Lisa Freeman is a Kildare-based visual artist and filmmaker working across moving image, installation and scripted performance. Her practice explores the interdependence of power structures and relations, the body, site specificity and the presentation of the self in the everyday. Her films and performances examine how intimacy emerges, and might be used as a form of resistance, within psychological states shaped by personal interaction, the built environment, the media and imagination.
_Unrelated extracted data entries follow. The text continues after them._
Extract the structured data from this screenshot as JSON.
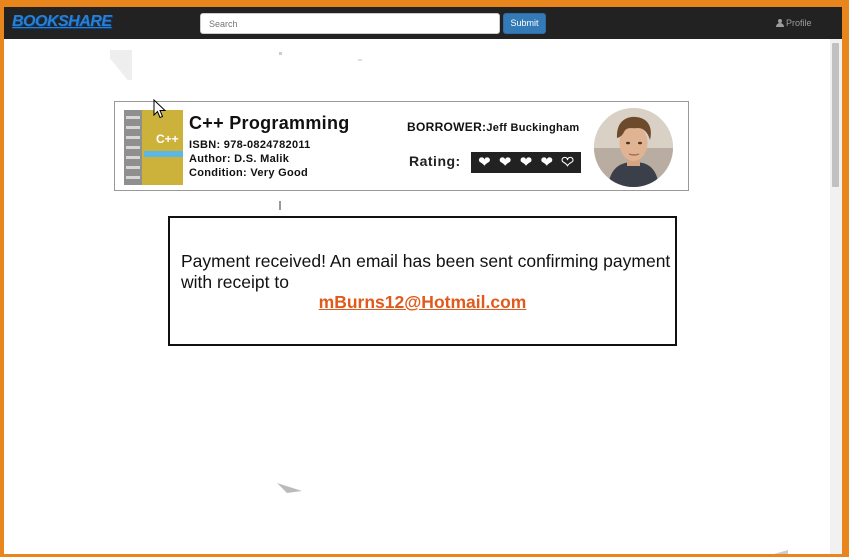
{
  "navbar": {
    "logo": "BOOKSHARE",
    "search_placeholder": "Search",
    "submit_label": "Submit",
    "profile_label": "Profile",
    "profile_icon": "user-icon"
  },
  "book": {
    "cover_text": "C++",
    "title": "C++ Programming",
    "isbn": "ISBN: 978-0824782011",
    "author": "Author: D.S. Malik",
    "condition": "Condition: Very Good",
    "borrower_label": "BORROWER:",
    "borrower_name": "Jeff Buckingham",
    "rating_label": "Rating:",
    "rating_value": 4,
    "rating_max": 5,
    "rating_icon": "heart-icon"
  },
  "message": {
    "text": "Payment received! An email has been sent confirming payment with receipt to",
    "email": "mBurns12@Hotmail.com"
  },
  "colors": {
    "frame": "#e8861d",
    "navbar": "#222222",
    "logo": "#2a7fd4",
    "submit": "#337ab7",
    "email_link": "#e05a1c"
  }
}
Drawing on archives, mainstream media and local knowledge, her work is often set within specific geographic and architectural landscapes. Working with actors and musicians, her recent projects explore ideas of tenderness and generosity in civic space. Works such as Slipped, Fell and Smacked my Face off the Dance Floor, Approx 1 Second of a Sweet Kiss and Hook, Spill, Cry Your Eyes Out examine the everyday, where small moments can lead to more surreal events, and experiences of social isolation in the public realm. Freeman’s scriptwriting is inspired by intimate moments, conversations and encounters in specific environments, which she documents through photography, video and writing before shaping them in the studio through rhythm, pacing and staging. Her moving image work brings past embodied experiences into the present, exploring the body as an archive of time and place. She is currently developing a new film, Dawn, supported by an Arts Council Project Award, informed by research in the Irish folklore archives at UCD.
Lisa Freeman applied for a Golden Fleece Award to invest in specialist filmmaking equipment, which would enable a more independent approach to capturing high-quality, site-specific and atmospheric moments within her practice.